Tensorflow - h5 model to tflite conversion error

2019-07-11 03:50发布

问题:

I've made a learning transfer using a pre-trained InceptionV3 model, and I saved the h5 model file. After that, I am able to make predictions. Now, I want to convert the h5 model to tflite file, using TFLiteConverter.convert() method, like this:

converter = lite.TFLiteConverter.from_keras_model_file('keras.model.h5')
tflite_model = converter.convert()

but I get this error:

File "from_saved_model.py", line 28, in <module>
    tflite_model = converter.convert()
  File "C:\Anaconda3\lib\site-packages\tensorflow\contrib\lite\python\lite.py", line 409, in convert
    "invalid shape '{1}'.".format(_tensor_name(tensor), shape))
ValueError: None is only supported in the 1st dimension. Tensor 'input_1' has invalid shape '[None, None, None, 3]'

I am running Anaconda Python 3.6.8 on Windows 10 64 bits. Thank you in advance for your help!

回答1:

Only the batch size (index 0) is allowed to be None when converting the model from TensorFlow to TensorFlow Lite. You should be able to use the input_shapes argument when calling from_keras_model_file to get the input array shape to be valid. For an InceptionV3 model, the input_shapes argument is often {'Mul' : [1,299,299,3]}.
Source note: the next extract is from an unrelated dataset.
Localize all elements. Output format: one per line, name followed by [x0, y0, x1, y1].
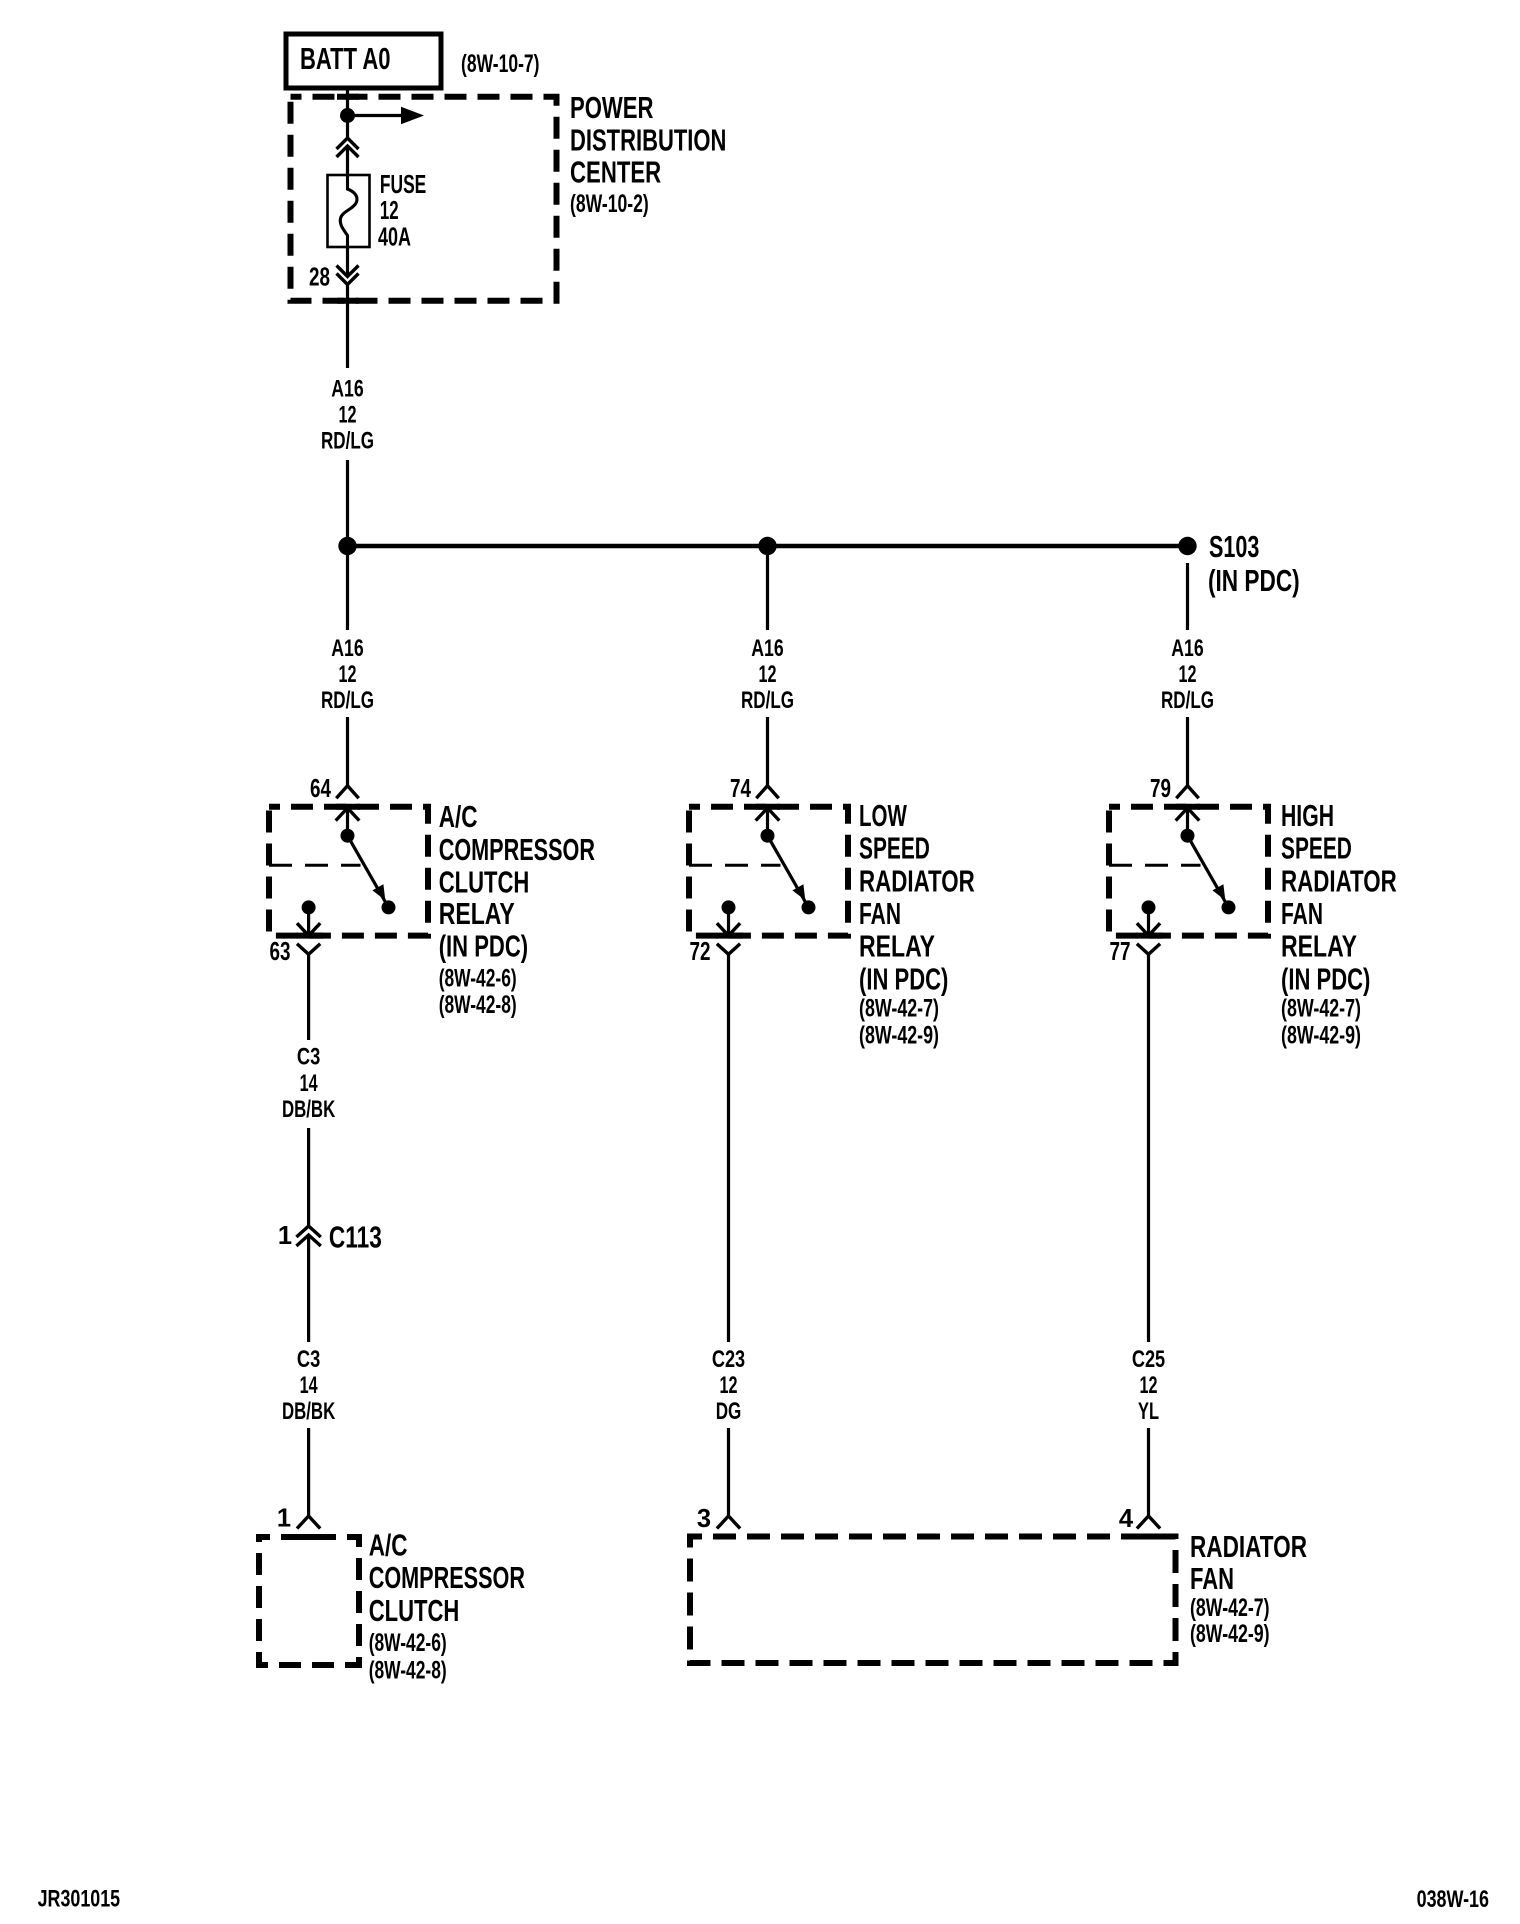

The documentation for TFLiteConverter.from_keras_model_file is available here. The accepted parameters are as follows (copied from the documentation):

from_keras_model_file(
    cls,
    model_file,
    input_arrays=None,
    input_shapes=None,
    output_arrays=None
)


回答2:

  1. load the keras.model.h5
  2. set the input_shape, just avoid [None, None, None, 3]
  3. save it as a new model.
  4. Convert it just using the code you post in the question.